The county commissioners on Thursday heard a presentation on the proposals, indicating they would consider the requests yet this month.

Money for these efforts would come from the county general fund, said Charlotte Colley, commissioners’ administrator.

Colley explained funding was freed up this year by use of American Rescue Plan Act, or ARPA, funds for expenses directly related to COVID-19. In this case, general fund money was made available by using ARPA funds to reimburse the sheriff’s department for salary time spent directly related to COVID activities.

The commission will be asked to hire Management Resources of Columbus to conduct the community-wide needs assessment.

Among the goals are to provide a broader perspective on challenges facing county residents, the county workforce, employers, housing developers; more in-depth details on housing needs; a vision for addressing needs and housing gaps; and suggestions to address other community challenges that may be identified.
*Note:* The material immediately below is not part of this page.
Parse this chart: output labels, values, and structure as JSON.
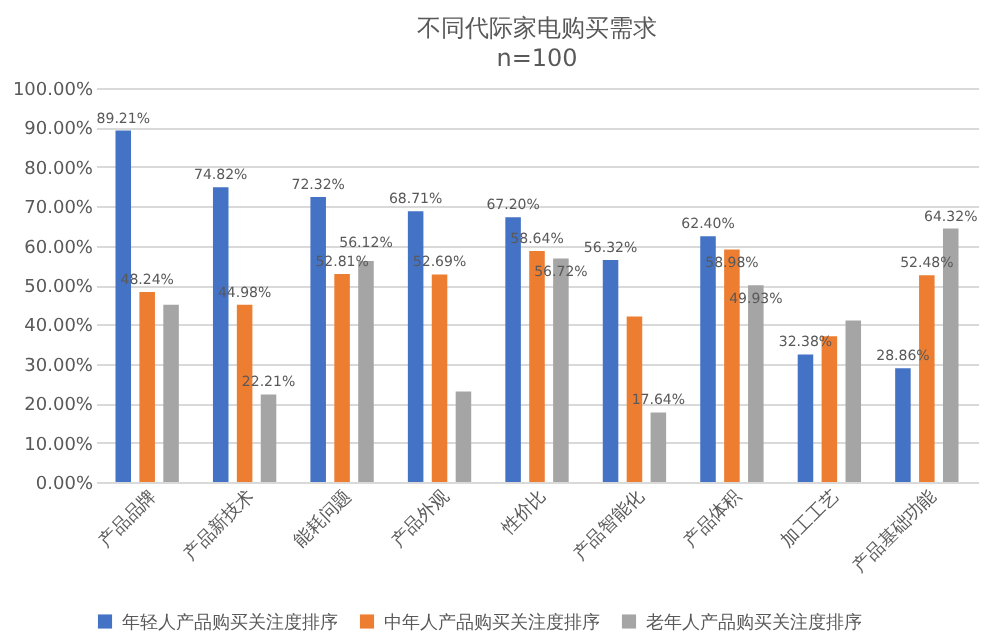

The process would involve focus groups, interviews, surveys and a final report with recommendations, according to the proposed agreement.

The consultants would work with the countywide workforce committee and with private sector members while conducting their work, said Rich Osgood, county development director.

More work is coming on the 2023 elements of the project based on the needs identified in the assessment. Work has been ongoing on developing the revolving loan program format.

The focus of the revolving loan program will be to assist in the unincorporated areas of the county, but likely not exclusively, said Michael Clarey, assistant county development director.

“We haven’t come up with a comprehensive eligibility list yet,” he said. “These policies and strategies still have to be formulated.”

When the county initially received ARPA funding that will total more than $20 million, discussion included looking at a revolving loan program among that funding’s use. However, because of ARPA’s “very prescriptive” guidelines for use of program money, a new direction for funding a revolving loan program has been taken, Clarey said.